Nestlé, which captures nearly 10% of the global confectionery market and is the food industry’s biggest company and biggest polluter, recently launched a line of chocolate snacks using cocoa-free chocolate from Germany’s Planet A Foods.
Meanwhile, Reese’s has been the subject of intense scrutiny for swapping milk chocolate for compound coatings on several products, a change no doubt spurred by cocoa price hikes. It’s why Hershey’s, Reese’s parent company, was forced to raise prices by double digits and cut its annual forecast last year.

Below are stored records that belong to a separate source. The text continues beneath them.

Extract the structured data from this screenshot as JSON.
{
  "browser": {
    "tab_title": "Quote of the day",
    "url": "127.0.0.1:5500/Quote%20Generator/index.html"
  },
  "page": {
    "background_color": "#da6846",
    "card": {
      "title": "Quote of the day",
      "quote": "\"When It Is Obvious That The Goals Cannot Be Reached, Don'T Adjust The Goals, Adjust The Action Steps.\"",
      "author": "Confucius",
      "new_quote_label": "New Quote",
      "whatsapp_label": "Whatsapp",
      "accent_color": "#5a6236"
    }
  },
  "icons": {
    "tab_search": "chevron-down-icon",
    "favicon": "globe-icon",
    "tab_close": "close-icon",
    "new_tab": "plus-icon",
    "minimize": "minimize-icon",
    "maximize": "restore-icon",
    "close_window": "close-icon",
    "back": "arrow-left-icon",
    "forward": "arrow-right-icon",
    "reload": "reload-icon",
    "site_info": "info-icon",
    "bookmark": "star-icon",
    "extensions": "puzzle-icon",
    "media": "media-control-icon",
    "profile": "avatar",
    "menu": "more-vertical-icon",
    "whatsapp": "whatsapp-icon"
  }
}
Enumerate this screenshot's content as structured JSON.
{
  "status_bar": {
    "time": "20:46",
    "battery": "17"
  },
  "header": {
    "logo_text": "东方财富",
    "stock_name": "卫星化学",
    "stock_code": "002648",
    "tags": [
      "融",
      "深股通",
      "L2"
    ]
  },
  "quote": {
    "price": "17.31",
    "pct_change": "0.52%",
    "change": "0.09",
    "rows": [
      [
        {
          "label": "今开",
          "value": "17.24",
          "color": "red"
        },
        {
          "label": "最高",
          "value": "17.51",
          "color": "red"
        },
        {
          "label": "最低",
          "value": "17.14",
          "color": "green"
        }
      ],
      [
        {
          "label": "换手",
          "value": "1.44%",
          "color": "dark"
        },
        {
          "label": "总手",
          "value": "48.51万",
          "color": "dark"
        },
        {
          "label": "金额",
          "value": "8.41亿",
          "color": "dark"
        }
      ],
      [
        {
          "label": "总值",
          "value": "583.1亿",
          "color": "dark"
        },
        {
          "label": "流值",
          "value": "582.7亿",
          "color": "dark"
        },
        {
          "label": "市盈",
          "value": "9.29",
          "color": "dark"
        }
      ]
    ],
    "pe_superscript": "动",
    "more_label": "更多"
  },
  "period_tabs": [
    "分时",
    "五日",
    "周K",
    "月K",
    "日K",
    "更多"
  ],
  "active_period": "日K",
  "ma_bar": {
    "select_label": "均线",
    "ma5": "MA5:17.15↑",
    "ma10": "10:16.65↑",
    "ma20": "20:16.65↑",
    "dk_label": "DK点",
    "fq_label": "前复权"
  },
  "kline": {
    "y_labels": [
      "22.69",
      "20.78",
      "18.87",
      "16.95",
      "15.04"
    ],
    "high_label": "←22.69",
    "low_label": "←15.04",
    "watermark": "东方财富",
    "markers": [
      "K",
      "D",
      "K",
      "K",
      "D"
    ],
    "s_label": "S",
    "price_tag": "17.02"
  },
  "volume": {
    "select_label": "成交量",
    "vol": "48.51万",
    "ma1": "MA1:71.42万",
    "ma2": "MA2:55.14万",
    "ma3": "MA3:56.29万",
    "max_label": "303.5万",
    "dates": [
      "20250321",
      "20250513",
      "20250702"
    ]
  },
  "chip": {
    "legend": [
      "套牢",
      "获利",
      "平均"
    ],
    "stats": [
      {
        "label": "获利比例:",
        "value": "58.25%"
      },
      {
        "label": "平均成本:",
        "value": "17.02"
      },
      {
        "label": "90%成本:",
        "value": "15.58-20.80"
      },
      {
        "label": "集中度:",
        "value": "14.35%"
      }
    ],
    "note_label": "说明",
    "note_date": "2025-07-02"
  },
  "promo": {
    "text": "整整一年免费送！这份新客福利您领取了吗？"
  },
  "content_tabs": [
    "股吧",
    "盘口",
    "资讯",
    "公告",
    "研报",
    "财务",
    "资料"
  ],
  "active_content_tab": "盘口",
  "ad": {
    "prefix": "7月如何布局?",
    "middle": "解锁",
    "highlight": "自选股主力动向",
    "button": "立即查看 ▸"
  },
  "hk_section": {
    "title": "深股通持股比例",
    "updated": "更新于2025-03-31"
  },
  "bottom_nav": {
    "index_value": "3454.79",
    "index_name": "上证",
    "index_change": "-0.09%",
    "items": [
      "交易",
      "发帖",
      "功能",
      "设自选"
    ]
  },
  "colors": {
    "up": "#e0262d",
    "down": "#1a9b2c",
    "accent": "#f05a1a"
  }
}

Foreverland, which was one of three cocoa-free innovators to win the New Chocolate Challenge by Bühler Group last year, has seen its ingredient be used in Easter eggs, pralines, panettone, chocolate-covered almonds, and yeast protein bars. And in January, it announced partnerships with established confectionery players Incom Leone, Dulciar, Walcor, and Maxtris, who are using Choruba in a variety of offerings.
Now, it’s expanding its product base with a dedicated organic Choruba range, and it claims it’s the only producer of organic cocoa-free chocolate at industrial scale, with several products already featuring on shelves in Italy and France. Its core business remains the conventional chocolate alternative, though, which Foreverland plans to expand across Germany, France and Italy with the new funding.
It is one of several food tech startups innovating with cocoa alternatives amid growing interest from Big Chocolate companies like Lindt, Barry Callebaut, Cargill, and Mondelēz International. These include cocoa-free chocolate makers like Planet A Foods, Voyage Foods, Win-Win, Prefer, and Cellva, and cell-based cocoa producers such as California Cultured, Food Brewer, Celleste Bio, and Kokomodo.